Da die magische Kraft eines Zauberers nach landläufiger Meinung in seinem Haarschopf sitzt, hatte ich ab diesem Zeitpunkt ein großes Problem. Die Haare wuchsen zwar nach, aber einmal geschnitten, hatten die nachwachsenden nur mehr einen Bruchteil der magischen Energie, die dem Erstwuchs innegewohnt hatte. Lange hatte ich geglaubt, dass dies ein Nachteil wäre, mit dem ich zu leben hätte, doch nun – nach dem ablehnenden Bescheid Oblorons – war ich nicht mehr gewillt, mich mit magischen Haarkuren und Zauberextensions zufrieden zu geben: ich musste meinen Haarschopf – den ursprünglichen, das magiedurchtränkte Original – wiederfinden, koste es, was es wolle. Als ich über eine mögliche Strategie nachdachte, taten sich mir zwei Szenarien auf: eine Möglichkeit war, die monatelange und lebensgefährliche Reise anzutreten, die mich zu den hinter den nördlichen Bergen liegenden Zwergenlanden führen würde, über Trollberge und durch Schlammschleichermoore, durch sprechende Wälder und Untotenschluchten.
Die andere Möglichkeit war, den Beschwörungszauber mit einem Zwerg zu versuchen. Ich wägte lange Vor- und Nachteile der beiden Möglichkeiten ab und konnte mich nicht entscheiden. Als ich schon entnervt das Handtuch werfen wollte, fiel mir ein, dass ich eine Münze werfen konnte.
Lange hatte ich den Beschwörungszauber nicht mehr angewandt. Mühevoll kroch meine Essenz auf die zweite magische Ebene und blickte nach unten auf der Suche nach einem ganz bestimmten bösartigen Zwerg, der dunkles Menschenhaar mit sich trug. Nach langem Suchen glaubte ich ihn gefunden zu haben und konzentrierte meine ganze Energie auf ihn, den geheimnisvollen Spruch murmelnd, der ihn zu mir bringen sollte. Einen Augenblick später ging alles ganz schnell. Diesmal hatte der Zwerg die Axt schon mitgebracht. Wie es mir gelang, die Klinge so abzuwehren, dass sie lediglich meinen kleinen rechten Finger abtrennte, vermag ich im Nachhinein nicht zu sagen. Warum der Zwerg wieder reißaus nahm, ebensowenig. Er schaffte es jedoch durch die ganze Akademie bis zu den Toren der Stadt, ehe ihn die Stadtwache erledigte.

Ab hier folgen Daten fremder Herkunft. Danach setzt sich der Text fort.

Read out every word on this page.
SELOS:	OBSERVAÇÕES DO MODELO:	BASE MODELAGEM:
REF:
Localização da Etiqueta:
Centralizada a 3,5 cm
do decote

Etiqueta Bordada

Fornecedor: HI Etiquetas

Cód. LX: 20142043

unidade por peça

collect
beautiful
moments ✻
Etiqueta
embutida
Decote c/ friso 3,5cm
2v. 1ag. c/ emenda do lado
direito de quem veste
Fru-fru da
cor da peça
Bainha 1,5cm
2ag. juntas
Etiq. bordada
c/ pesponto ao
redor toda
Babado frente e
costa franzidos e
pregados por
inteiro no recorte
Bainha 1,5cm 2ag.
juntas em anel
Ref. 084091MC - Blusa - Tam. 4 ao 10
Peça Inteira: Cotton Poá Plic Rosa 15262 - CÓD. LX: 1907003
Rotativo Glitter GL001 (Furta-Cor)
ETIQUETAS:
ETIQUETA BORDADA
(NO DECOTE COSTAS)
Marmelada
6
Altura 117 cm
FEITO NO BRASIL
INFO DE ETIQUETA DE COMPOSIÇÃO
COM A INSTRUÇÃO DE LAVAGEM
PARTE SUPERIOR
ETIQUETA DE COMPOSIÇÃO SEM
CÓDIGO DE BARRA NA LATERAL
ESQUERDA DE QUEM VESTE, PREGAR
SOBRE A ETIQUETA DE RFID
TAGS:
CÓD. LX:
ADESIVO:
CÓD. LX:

Der Verlust des Fingers erwies sich hingegen als Segen. Er beraubte mich jeglicher verbliebener magischer Essenz, ließ jedoch nach langem Grübeln in mir die Gewissheit wachsen, dass die magische Essenz gar nicht in den Haaren des Zauberers residiert sondern vielmehr in seinem rechten kleinen Finger. Diese Erkenntnis, die sozusagen im Selbstversuch gewonnen wurde, ermöglichte mir eine gänzlich neue Karriere sowie die Erfindung einer neuen Wissenschaftsdisziplin, der Biomagierologie, als deren erster Vertreter in professoralem Rang ich ein glückliches und erfülltes Leben führen sollte.